The present invention relates to a semiconductor device formed on a semiconductor substrate, and more particularly to a semiconductor memory device composed of insulated gate field effect transistors.
In a semiconductor memory device, in accordance with the progress of the patterning technique and the reduction of the transistor size, an area of a memory cell is being more and more reduced year by year. Especially in a static type semiconductor memory device employing a flip-flop circuits as a memory cells, the proportion of the area of the memory cells to that of the entire chip is larger than in a dynamic type semiconductor device. Hence, contribution of the reduction of the area of the memory cell to the miniaturization of the pattern is larger in the former type. However, the reduction of the memory cell area would naturally bring about reduction of an electrostatic capacitance associated with the nodes for cross-connection of the transistors forming the flip-flop. Accordingly, an electric charge quantity to be stored at the node is reduced.
On the other hand, in order to achieve reduction of power consumption upon stand-by of the static type semiconductor memory device, a polycrystalline silicon resistor of several M ohm to several G ohm has been used as a load in the memory cell. If an electric charge quantity to be stored in the cross-connection nodes of a static type memory cell becomes small and a load resistance for supplementing the electric charge becomes large as described above, then the so-called "soft error" comes into question.

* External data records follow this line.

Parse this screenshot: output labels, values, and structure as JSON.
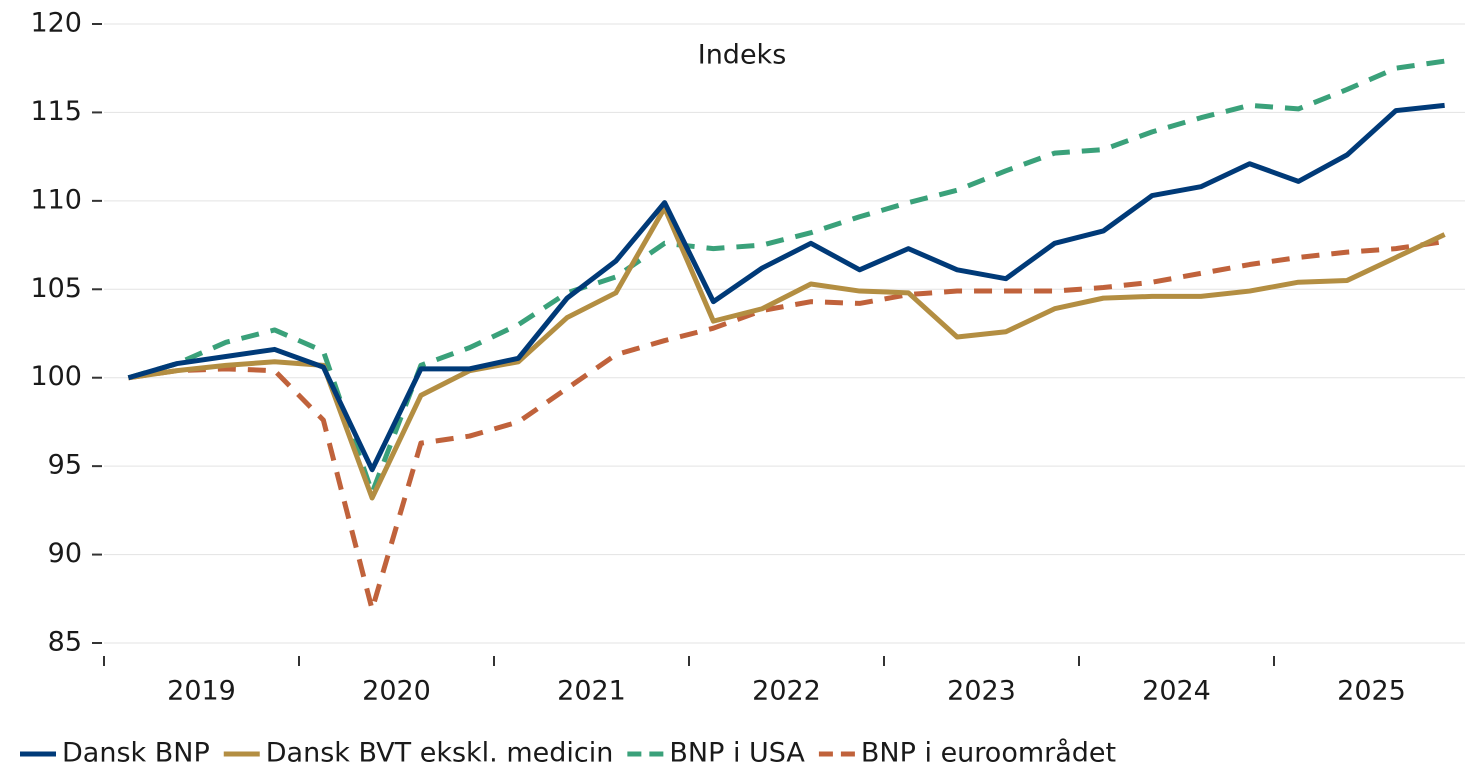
{
  "chart_data": {
    "type": "line",
    "title": "Indeks",
    "categories": [
      "2019",
      null,
      null,
      null,
      "2020",
      null,
      null,
      null,
      "2021",
      null,
      null,
      null,
      "2022",
      null,
      null,
      null,
      "2023",
      null,
      null,
      null,
      "2024",
      null,
      null,
      null,
      "2025",
      null,
      null,
      null
    ],
    "ylim": [
      85,
      120
    ],
    "yticks": [
      85,
      90,
      95,
      100,
      105,
      110,
      115,
      120
    ],
    "grid": true,
    "series": [
      {
        "name": "Dansk BNP",
        "color": "#003a78",
        "dash": false,
        "values": [
          100.0,
          100.8,
          101.2,
          101.6,
          100.6,
          94.8,
          100.5,
          100.5,
          101.1,
          104.5,
          106.6,
          109.9,
          104.3,
          106.2,
          107.6,
          106.1,
          107.3,
          106.1,
          105.6,
          107.6,
          108.3,
          110.3,
          110.8,
          112.1,
          111.1,
          112.6,
          115.1,
          115.4
        ]
      },
      {
        "name": "Dansk BVT ekskl. medicin",
        "color": "#b38e42",
        "dash": false,
        "values": [
          100.0,
          100.4,
          100.7,
          100.9,
          100.7,
          93.2,
          99.0,
          100.4,
          100.9,
          103.4,
          104.8,
          109.6,
          103.2,
          103.9,
          105.3,
          104.9,
          104.8,
          102.3,
          102.6,
          103.9,
          104.5,
          104.6,
          104.6,
          104.9,
          105.4,
          105.5,
          106.8,
          108.1
        ]
      },
      {
        "name": "BNP i USA",
        "color": "#3aa17a",
        "dash": true,
        "values": [
          100.0,
          100.8,
          102.0,
          102.7,
          101.5,
          93.5,
          100.7,
          101.7,
          103.0,
          104.8,
          105.7,
          107.6,
          107.3,
          107.5,
          108.2,
          109.1,
          109.9,
          110.6,
          111.7,
          112.7,
          112.9,
          113.9,
          114.7,
          115.4,
          115.2,
          116.3,
          117.5,
          117.9
        ]
      },
      {
        "name": "BNP i euroområdet",
        "color": "#c0623b",
        "dash": true,
        "values": [
          100.0,
          100.4,
          100.5,
          100.4,
          97.6,
          86.9,
          96.3,
          96.7,
          97.5,
          99.4,
          101.3,
          102.1,
          102.8,
          103.8,
          104.3,
          104.2,
          104.7,
          104.9,
          104.9,
          104.9,
          105.1,
          105.4,
          105.9,
          106.4,
          106.8,
          107.1,
          107.3,
          107.7
        ]
      }
    ]
  }
}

"Soft error" implies destruction of stored data in a memory caused by .alpha.-rays as reported by T. C. May in 1978 on the International Reliability Physics Symposium. In more particular, when the .alpha.-rays generated upon disintegration of natural radioactive elements such as uranium, and thorium which are present in a package material in the amount of PPM units, penetrate through the memory array region, electron-positive hole pairs are formed in the silicon substrate and these electrons would lower the positive potential held by the electric charge stored at the cross-connection points. Consequently, inversion of the memory cell information would arise.
Immediately after an information has been written in a static memory cell, either one of the cross-connection points of the flip-flop takes a potential that is lower than the address potential by a value of single threshold voltage of a gate transistor, and if the .alpha.-rays should strike against this cross-connection point before the point is raised up to a higher potential through the load, in the case where the stored electric charge quantity is small, the potential at the cross-connection point would become smaller than the gate threshold voltage of the flip-flop transistor, and sometimes inversion of the flip-flop circuit would arise. In other words, if the load resistance is high, in a certain period the static type memory cell can be considered similarly to the dynamic type memory cell.
As one measures for preventing the soft error caused by the .alpha.-rays, it will be conceived to select the static capacitance at the cross-connection nodes in the flip-flop as large that the flip-flop may not be inverted. However, enlargement of the capacitance at the cross-connection point would necessarily result in enlargement of the plane configuration of the memory cell, which is contrary to the recent tendency to reduce the size of the memory cell. Hence, obviously it would greatly hinder the high density integration of memory cells.
In addition, not only in the above-described static type memory cells, but also generally in a circuit making use of insulated gate field effect transistors, especially in a dynamic circuit which utilizes a temporary memory effect of a gate section in an insulated gate field effect transistor such as, for example, a dynamic shift register and a dynamic type frequency-divider circuit, there exists the problem that due to penetration of the .alpha.-rays through the gate section of the field effect transistor, disappearance of an electric charge stored at the gate section would occur and thereby a correct logic information would be lost.